Tout beau, tout neuf !

Un bistrot qui meurt, c’est une vision du monde qui disparaît. Ça doit être ça, la pensée unique.  L‘Arlequin à Sion  en est la dernière victime.  Comme pour la Cour des Miracles de Sierre, l’enterrement a eu lieu et le faire-part se trouve en page 27 du Nouvelliste du jour.  L’Arlequin de Sion, lui qui a vu défiler des myriades de couples de cinéphiles amourachés en attente d’une représentation de « Cocktails » avec Tom Cruise et autres merveilleux films que les cinémas de Sion s’évertuent à nous projeter.  Remplacé par un lounge cosy à l’ ambiance ethnique, version IKEA des années 70. On imagine les serveuses à robe à paillettes façon boule à facette disco.  Avec un bar illuminé et des  murs violets parce que dans le dernier numéro de « Psychologie » il était écrit que le violet est une  » couleur chaleureuse, énergique, pénétrante et d’une certaine manière rassurante et enveloppante. » Tout pour mettre à l’aise l’assureur de la place du Midi et la femme du médecin qui expose ses dernières « créations » dans la galerie du coin. L’architecte d’intérieur a quand même obtenu 6 crédits au cours de formation continue « Modélisation et exploitation de l’espace  créatif dans une structure conviviale de bar et autres lieux de sociabilité »  à l’EPFL.

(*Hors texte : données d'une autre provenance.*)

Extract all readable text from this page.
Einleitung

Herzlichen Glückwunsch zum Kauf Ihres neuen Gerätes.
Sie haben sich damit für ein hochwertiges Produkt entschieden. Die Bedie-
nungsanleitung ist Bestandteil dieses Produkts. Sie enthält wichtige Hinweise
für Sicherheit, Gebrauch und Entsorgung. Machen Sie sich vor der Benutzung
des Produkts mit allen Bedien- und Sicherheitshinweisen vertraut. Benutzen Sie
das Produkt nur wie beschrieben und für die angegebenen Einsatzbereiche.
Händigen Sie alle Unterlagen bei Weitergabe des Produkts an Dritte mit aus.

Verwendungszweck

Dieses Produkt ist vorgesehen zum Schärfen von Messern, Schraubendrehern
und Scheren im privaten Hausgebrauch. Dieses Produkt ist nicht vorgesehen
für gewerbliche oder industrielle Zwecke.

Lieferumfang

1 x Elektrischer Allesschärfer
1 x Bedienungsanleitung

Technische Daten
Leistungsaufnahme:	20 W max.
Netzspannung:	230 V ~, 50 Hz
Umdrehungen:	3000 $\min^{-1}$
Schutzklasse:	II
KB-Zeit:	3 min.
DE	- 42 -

Mais il  y a pourtant des malheureux : les 50 autres propriétaires de lounge-bar sédunois en concurrence et dont les outils de travail se retrouvent démodés, avec leurs style ethno-minimaliste 2008. Oui, les fauteuils à piètement chromé en croix à fixation excentrée façon Scott Collins, c’était peut être encore à la mode début 2009, mais maintenant, c’est has-been. Les joueurs de foot du FC Sion l’ont bien compris. Le Rainer Maria-Rilke de la rue de la gare c’est fini. D’ailleurs ils ont cherché sur internet : ledit Rainer-Maria n’a jamais chaussé de crampons. Et leurs copines coiffeuses, elles en avaient aussi un peu marre, la terrasse ne se prêtait pas bien à l’exhibitionnisme.  D’ailleurs sur la platine tournait encore Easy listening chilloutl lounge session, volume 8 alors qu’on en est déjà à l’opus 15. La jeunesse branchée n’attend pas. Vive l’Arlequin.  Mais sans Colombine, qui a un faciès de hippie mal fagotée, peu compatible avec les lieux nouveaux.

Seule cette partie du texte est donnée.